Como peça única, o Finale foi mais uma hora de pura qualidade e tensão oferecida por Sam Esmail, que mais uma vez dirigiu e escreveu o enredo. Um dos pontos mais sutis e muito interessantes que aqui tivemos foi, enfim, um acordo pacífico entre Elliot e Mr. Robot, não no sentido simples da coisa, destratando o fato de o personagem ter um distúrbio de múltipla personalidade, mas colocando isso como parte orgânica dele, em seu cotidiano, fora de uma luta de resistência e tentativas de controle que marcaram a temporada (e a série, de certa forma). Esse aspecto teve o seu momento de brilhar e ainda bem que terminou no momento certo, antes de parecer apenas um joguinho enjoativo e repetitivo.

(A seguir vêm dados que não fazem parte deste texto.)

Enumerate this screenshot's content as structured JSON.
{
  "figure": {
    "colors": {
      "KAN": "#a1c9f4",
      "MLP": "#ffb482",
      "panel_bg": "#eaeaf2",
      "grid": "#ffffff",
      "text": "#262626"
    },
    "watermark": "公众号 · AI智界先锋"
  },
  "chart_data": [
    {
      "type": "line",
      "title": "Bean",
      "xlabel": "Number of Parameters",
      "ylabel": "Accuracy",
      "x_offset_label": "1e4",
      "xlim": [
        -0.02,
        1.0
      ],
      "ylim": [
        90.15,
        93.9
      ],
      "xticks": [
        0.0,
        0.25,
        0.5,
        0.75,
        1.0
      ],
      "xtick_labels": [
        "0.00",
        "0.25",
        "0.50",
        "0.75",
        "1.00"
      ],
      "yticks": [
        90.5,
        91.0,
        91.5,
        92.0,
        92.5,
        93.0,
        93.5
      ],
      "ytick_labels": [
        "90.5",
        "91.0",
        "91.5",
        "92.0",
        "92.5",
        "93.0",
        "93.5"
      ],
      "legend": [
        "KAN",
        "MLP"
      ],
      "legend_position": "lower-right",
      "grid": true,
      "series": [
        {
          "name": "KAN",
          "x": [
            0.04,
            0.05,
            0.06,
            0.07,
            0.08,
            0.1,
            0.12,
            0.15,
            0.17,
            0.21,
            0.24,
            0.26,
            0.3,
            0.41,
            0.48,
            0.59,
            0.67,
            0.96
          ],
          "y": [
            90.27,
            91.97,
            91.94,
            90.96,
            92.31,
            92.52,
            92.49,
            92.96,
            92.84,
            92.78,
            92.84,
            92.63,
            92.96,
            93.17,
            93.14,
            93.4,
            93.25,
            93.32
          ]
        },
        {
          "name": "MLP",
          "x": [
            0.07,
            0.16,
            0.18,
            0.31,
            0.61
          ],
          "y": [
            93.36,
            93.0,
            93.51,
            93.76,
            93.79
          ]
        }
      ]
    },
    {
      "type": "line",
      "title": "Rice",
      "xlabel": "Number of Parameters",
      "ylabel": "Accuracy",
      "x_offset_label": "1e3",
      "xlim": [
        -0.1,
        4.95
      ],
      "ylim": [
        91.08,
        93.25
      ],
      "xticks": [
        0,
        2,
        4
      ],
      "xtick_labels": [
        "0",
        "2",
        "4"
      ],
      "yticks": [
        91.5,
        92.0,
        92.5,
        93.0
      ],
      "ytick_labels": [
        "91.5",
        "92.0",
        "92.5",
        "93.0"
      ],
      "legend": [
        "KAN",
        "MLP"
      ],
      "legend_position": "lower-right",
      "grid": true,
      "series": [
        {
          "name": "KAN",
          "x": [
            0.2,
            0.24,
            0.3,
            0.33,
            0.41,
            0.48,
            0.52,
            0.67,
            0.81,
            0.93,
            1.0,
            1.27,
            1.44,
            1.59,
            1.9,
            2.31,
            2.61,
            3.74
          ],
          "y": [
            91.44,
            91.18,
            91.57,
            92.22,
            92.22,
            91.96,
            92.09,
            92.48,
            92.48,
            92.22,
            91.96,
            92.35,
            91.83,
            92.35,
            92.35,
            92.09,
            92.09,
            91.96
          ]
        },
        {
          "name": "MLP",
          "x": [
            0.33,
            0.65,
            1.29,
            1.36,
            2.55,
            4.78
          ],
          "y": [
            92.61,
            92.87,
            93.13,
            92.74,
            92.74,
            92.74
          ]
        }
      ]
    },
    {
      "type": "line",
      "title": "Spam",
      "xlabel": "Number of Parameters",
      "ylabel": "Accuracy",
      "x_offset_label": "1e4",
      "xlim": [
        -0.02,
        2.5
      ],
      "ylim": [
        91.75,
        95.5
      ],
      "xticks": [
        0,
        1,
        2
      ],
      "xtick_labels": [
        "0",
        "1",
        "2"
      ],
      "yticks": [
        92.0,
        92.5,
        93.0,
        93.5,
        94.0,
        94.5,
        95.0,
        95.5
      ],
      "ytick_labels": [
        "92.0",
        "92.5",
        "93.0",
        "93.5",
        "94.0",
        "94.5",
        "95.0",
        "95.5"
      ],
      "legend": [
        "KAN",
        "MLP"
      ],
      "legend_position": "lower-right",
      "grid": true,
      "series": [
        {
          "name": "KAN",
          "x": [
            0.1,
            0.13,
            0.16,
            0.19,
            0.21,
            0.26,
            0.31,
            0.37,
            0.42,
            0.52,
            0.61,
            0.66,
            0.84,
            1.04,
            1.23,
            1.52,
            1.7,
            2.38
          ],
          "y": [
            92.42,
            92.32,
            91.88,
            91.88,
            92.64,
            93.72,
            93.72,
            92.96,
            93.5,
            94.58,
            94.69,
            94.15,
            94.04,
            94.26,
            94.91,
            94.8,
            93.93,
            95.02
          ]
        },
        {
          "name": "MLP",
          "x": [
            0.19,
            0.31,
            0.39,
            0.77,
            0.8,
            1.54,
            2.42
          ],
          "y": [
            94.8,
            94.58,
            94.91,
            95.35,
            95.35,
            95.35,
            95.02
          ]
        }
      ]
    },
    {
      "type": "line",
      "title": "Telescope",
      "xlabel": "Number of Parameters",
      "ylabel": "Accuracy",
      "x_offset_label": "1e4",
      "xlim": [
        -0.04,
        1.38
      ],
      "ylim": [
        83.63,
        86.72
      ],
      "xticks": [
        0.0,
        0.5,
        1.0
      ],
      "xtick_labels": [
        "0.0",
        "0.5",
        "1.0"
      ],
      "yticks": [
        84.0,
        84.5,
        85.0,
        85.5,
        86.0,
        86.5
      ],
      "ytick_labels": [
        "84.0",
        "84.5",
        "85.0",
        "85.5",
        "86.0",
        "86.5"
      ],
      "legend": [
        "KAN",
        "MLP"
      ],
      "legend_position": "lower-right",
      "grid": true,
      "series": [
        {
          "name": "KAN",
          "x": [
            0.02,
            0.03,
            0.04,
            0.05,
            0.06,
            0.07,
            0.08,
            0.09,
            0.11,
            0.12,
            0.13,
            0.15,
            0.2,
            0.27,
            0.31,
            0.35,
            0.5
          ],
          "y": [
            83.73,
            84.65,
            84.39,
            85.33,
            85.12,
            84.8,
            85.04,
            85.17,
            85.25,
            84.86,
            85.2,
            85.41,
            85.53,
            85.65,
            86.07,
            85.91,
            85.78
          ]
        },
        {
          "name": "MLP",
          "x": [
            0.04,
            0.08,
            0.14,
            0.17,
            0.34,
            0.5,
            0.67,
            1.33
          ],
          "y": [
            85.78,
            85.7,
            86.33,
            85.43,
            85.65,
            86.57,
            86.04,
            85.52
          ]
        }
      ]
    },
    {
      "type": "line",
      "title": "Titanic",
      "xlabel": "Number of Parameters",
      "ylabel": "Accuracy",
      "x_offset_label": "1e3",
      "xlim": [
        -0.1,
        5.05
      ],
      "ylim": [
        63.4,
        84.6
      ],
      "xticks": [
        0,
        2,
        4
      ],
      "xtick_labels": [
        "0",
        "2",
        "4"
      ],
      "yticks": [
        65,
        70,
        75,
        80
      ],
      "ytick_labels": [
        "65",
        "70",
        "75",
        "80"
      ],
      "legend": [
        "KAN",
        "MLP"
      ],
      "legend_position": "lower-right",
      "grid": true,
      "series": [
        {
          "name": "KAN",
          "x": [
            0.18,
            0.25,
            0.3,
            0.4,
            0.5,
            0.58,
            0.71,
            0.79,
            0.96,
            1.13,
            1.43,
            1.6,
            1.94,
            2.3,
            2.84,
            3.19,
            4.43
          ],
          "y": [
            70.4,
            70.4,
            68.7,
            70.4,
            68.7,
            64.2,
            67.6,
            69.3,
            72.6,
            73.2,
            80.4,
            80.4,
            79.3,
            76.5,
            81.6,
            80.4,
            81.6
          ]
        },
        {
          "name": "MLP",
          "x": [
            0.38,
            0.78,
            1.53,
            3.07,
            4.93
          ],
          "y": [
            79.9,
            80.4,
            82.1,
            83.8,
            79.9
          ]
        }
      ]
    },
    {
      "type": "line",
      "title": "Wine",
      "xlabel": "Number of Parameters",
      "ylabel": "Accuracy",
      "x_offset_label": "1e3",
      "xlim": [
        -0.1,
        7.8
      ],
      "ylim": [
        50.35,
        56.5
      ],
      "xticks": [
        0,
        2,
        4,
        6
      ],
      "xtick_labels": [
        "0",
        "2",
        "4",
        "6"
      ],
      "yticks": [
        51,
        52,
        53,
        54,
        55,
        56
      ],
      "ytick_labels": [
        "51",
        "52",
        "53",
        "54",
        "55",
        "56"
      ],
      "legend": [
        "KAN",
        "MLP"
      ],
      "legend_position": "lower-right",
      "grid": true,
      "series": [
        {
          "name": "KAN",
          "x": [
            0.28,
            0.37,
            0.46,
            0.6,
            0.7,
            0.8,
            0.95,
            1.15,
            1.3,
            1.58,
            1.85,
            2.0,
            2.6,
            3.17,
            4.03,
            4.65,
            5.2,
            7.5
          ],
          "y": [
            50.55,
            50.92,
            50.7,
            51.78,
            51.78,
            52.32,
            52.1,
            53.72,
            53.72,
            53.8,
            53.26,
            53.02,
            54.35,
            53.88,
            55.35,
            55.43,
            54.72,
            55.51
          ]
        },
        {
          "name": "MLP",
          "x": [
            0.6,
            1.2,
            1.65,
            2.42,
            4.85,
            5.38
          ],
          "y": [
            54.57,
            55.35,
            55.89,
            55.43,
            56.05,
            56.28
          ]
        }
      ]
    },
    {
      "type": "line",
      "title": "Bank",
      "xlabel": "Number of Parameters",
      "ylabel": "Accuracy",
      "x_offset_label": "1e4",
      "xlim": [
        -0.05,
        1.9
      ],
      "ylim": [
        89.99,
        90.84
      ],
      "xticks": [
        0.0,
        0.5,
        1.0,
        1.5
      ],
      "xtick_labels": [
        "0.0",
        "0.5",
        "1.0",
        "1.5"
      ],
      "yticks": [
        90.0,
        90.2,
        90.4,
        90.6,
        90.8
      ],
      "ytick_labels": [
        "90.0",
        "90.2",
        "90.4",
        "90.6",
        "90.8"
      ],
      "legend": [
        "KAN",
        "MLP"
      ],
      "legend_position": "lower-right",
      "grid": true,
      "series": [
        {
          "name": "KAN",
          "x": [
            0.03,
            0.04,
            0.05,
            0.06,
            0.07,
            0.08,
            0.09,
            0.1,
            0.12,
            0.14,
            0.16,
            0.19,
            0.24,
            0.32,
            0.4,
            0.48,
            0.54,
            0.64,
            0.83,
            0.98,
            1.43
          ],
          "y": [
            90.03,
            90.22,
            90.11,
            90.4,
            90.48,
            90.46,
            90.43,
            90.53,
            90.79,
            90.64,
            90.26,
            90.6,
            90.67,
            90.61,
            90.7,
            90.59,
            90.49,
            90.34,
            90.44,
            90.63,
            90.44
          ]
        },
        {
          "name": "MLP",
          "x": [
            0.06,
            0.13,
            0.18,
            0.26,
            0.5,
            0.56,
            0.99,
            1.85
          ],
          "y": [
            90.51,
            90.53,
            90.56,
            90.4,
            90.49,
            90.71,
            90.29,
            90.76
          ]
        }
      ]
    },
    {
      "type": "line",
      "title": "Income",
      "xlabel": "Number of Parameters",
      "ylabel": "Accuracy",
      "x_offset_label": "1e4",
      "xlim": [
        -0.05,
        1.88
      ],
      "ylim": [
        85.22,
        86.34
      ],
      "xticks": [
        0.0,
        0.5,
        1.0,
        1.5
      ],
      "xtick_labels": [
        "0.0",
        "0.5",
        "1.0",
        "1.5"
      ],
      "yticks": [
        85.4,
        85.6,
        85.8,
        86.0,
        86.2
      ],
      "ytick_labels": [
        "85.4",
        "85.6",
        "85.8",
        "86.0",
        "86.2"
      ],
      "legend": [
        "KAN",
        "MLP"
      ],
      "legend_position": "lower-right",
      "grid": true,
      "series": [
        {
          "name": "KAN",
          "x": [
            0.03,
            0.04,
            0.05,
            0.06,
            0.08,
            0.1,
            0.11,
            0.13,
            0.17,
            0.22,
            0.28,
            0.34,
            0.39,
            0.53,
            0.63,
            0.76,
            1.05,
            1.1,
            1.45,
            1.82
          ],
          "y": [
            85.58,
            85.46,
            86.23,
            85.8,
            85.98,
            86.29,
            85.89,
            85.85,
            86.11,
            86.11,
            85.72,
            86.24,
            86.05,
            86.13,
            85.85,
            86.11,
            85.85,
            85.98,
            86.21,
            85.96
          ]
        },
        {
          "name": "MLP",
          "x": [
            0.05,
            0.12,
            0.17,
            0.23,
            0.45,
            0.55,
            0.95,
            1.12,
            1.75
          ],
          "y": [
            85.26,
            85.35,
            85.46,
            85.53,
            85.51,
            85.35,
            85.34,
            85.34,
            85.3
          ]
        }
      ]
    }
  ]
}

Continuando as sugestões de Stage 3, Shutdown realiza o devido afunilamento de tramas estavam espalhadas, aparentemente resolvendo algumas de uma vez por todas (Irving se foi de vez?), incrementando outras e abrindo algumas possibilidades que no montante da temporada não parecem muito claras, o que contribuiu para a nota final um pouco menor do que eu gostaria de ter dado. Ao longo de todo o processo, porém, Esmail manteve a composição de planos inclinados ou com personagens descentralizados, dentro do desconforto que ele tanto utilizou nas temporadas 1 e 2, mas isso não impediu que existisse um padrão cinematográfico envolvido, especialmente na qualidade das tomadas e na edição simplesmente bárbara, realizada a quatro mãos por Justin Krohn e John Petaja, ambos já envolvidos previamente com a série.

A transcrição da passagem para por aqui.